European committee not in favor of renewing Translarna’s approval
In US, PTC plans resubmission to FDA, with support from Parent Project MD
A committee of the European Medicines Agency (EMA) has maintained its initial recommendation not to renew the conditional marketing authorization for Translarna (ataluren), PTC Therapeutics’ medication for Duchenne muscular dystrophy (DMD).
The recommendation by the Committee for Medicinal Products for Human Use (CHMP) comes after the company appealed the negative opinion issued in September 2023 on an application to renew or convert the conditional approval to a full approval.
As a result, the medication will be withdrawn from the market. Per EMA regulations, the European Commission is expected to issue a legally binding decision valid across all European Union member states within about two months.
“We are disappointed that the CHMP has maintained its negative opinion on the Translarna authorization which will result in the withdrawal of a therapy … that the data support is safe and effective,” Matthew B. Klein, MD, PTC’s CEO, said in a company press release.
Translarna initially conditionally approved in August 2014
Translarna was conditionally approved in August 2014 for patients 5 and older who are able to walk. Its label was later expanded to include patients as young as 2. The medicine is intended for use in a group of patients whose DMD is caused by a nonsense mutation that produces a shortened, faulty version of dystrophin that cannot function normally.
Dystrophin is a protein that helps to protect muscles from damage as they repeatedly contract and relax. When dystrophin is faulty or absent, muscles become damaged. Translarna works by enabling a cell’s molecular machinery to move past the mutation, allowing the cell to produce a working version of the protein.
CHMP’s negative opinion was based on data that included a Phase 3 clinical trial called Study 041 (NCT03179631), carried out as a specific post-authorization obligation, as well as an ongoing real-world patient registry (NCT02369731) that is running as part of STRIDE.

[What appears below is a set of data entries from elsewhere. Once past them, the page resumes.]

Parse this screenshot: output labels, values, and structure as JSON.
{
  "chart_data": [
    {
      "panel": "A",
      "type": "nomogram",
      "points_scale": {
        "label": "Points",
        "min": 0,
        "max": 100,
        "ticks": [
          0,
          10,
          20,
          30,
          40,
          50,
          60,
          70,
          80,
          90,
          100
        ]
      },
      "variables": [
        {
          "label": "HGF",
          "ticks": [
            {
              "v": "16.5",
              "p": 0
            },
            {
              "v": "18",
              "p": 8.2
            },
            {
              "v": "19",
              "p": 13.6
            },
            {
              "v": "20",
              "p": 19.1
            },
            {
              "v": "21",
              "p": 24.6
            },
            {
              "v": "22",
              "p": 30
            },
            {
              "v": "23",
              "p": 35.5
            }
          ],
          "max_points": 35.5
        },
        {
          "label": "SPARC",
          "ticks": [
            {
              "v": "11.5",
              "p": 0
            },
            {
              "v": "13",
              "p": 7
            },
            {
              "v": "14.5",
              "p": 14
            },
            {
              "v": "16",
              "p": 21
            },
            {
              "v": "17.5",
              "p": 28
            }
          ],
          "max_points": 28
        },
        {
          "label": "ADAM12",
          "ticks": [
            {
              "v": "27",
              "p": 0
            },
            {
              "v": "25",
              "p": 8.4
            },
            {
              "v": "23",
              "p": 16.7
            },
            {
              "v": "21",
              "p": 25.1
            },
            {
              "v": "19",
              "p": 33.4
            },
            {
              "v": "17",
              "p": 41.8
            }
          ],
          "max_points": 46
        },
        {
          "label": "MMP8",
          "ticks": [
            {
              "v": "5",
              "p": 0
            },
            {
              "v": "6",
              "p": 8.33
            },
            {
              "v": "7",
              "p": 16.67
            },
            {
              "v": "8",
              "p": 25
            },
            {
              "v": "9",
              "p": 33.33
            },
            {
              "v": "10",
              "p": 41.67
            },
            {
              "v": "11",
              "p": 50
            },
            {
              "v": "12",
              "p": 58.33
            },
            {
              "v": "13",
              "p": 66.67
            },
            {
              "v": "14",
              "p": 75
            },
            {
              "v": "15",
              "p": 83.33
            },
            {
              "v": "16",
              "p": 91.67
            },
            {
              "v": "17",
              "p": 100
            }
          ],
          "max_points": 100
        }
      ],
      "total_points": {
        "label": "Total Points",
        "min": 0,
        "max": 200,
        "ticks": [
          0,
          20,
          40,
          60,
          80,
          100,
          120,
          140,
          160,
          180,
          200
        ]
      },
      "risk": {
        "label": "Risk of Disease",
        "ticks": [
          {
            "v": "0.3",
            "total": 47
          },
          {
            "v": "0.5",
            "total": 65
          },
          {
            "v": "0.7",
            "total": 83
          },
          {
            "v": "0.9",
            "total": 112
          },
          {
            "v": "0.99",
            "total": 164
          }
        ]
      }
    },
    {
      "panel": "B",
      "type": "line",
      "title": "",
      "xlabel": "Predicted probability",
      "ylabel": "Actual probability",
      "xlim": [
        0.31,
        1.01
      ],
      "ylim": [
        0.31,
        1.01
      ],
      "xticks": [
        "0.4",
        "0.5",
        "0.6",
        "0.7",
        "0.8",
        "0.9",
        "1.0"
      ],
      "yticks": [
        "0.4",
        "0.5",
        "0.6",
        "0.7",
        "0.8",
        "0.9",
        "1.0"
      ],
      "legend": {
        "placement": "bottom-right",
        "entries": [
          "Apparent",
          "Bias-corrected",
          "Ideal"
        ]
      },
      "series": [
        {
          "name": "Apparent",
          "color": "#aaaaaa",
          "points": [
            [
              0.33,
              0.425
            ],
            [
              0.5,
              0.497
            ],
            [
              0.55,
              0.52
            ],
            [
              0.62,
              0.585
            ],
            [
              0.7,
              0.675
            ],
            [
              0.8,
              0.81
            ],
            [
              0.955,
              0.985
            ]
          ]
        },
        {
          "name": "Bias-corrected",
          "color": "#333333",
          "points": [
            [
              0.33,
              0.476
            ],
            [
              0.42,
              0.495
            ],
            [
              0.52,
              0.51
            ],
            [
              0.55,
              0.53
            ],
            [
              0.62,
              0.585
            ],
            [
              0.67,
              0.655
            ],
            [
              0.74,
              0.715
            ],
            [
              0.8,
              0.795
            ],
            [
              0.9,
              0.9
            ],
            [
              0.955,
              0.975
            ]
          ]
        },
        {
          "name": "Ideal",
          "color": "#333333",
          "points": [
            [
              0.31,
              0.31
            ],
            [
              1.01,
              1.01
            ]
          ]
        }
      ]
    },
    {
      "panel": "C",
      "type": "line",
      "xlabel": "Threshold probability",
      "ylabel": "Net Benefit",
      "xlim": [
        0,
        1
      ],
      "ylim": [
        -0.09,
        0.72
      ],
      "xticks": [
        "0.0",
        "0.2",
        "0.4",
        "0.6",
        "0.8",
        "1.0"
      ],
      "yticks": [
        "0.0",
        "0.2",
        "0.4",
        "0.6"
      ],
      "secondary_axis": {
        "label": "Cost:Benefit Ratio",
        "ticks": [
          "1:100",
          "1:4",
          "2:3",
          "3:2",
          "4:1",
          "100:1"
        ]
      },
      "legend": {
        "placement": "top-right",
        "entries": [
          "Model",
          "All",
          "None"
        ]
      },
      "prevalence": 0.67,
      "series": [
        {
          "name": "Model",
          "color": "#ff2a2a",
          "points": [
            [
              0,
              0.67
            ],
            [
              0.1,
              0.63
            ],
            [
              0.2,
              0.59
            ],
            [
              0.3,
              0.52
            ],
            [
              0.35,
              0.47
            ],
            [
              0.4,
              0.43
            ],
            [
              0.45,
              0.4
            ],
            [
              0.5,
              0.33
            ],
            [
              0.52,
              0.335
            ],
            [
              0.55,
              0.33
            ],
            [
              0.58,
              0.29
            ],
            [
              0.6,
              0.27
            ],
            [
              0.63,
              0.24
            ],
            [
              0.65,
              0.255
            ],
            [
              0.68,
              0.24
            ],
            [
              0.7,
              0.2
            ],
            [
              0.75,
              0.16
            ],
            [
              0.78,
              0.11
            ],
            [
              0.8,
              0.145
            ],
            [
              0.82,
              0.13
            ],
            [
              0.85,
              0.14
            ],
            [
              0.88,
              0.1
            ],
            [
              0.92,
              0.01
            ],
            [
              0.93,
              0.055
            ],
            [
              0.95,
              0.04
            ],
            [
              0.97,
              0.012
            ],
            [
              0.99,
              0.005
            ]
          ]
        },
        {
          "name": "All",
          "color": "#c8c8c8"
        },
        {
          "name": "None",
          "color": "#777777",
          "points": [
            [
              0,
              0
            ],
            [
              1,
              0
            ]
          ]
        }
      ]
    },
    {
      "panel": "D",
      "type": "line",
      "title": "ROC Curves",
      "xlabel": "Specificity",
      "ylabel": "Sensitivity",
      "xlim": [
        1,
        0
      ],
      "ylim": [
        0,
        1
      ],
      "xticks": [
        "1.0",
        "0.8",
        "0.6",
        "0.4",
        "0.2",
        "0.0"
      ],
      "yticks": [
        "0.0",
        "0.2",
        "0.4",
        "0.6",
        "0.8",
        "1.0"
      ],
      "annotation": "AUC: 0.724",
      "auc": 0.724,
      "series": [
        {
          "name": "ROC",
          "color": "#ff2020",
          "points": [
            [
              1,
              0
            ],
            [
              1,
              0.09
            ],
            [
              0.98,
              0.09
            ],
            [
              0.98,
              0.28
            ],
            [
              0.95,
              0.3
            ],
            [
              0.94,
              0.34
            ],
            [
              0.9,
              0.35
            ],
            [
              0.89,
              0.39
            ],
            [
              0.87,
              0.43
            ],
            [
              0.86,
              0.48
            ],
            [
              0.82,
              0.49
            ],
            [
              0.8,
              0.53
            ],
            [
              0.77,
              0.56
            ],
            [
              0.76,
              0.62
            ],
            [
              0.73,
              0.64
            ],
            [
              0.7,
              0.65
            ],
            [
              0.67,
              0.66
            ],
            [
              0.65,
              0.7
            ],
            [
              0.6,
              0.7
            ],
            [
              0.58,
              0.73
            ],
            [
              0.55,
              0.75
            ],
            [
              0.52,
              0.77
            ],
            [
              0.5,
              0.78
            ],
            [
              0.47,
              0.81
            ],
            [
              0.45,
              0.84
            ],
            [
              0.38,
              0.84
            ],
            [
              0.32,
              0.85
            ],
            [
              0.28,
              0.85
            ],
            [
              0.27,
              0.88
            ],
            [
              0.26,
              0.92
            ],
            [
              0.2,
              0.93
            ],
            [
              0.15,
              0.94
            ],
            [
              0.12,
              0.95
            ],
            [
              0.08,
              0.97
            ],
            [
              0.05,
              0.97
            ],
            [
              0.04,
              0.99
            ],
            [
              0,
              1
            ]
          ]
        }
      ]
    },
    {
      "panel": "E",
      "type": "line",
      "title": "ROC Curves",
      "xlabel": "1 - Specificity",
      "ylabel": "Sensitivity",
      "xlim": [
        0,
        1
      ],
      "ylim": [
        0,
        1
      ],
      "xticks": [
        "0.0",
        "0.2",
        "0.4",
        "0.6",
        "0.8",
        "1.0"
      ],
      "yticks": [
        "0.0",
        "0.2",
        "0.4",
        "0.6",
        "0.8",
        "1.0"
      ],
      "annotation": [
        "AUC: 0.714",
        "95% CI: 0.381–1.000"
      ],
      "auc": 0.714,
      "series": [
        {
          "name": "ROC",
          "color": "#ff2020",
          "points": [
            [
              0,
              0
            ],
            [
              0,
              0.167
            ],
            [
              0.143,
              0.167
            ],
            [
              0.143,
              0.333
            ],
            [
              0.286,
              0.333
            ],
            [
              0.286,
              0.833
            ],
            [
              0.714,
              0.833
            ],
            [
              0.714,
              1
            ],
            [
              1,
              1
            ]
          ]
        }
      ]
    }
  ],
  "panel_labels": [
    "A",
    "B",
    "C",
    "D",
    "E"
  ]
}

“The CHMP’s decision, which is against the stated wishes of the patient community and expert physicians, will be devastating for children and young men in Europe for whom no other disease-modifying therapies are available,” Klein said.
Study 041 included boys 5 and older whose DMD was caused by a nonsense mutation. Results failed to show the therapy was effective in boys with a progressive decline in their walking ability, who were expected to benefit more from Translarna treatment compared to other boys in the study, according to the EMA.
The CHMP’s decision, which is against the stated wishes of the patient community and expert physicians, will be devastating for children and young men in Europe for whom no other disease-modifying therapies are available.
Patients from the STRIDE registry, who had been treated with Translarna for an average of more than 5.5 years, lost their ability to walk about 3.5 years later than patients who had not received the medicine. However, the committee could not draw conclusions from these data due a number of issues with the data, such as how differences in the use of steroids were taken into account in the analysis.
The EMA stated the CHMP’s re-examination had input from experts in neurology, patient representatives, families, individual physicians, patients, and healthcare professional organizations. Overall, the agency said, its committee concluded that Translarna’s benefit did not outweigh its risk.
In the U.S., a meeting about the contents of a potential new drug application for Translarna is scheduled for the first quarter of 2024. PTC’s application was rejected in 2017, but the company is planning on a resubmission, according to Parent Project Muscular Dystrophy.
In a press release, Parent Project MD states it has sent a letter to the U.S. Food and Drug Administration asking it to accept the resubmission and to conduct a full review of Translarna.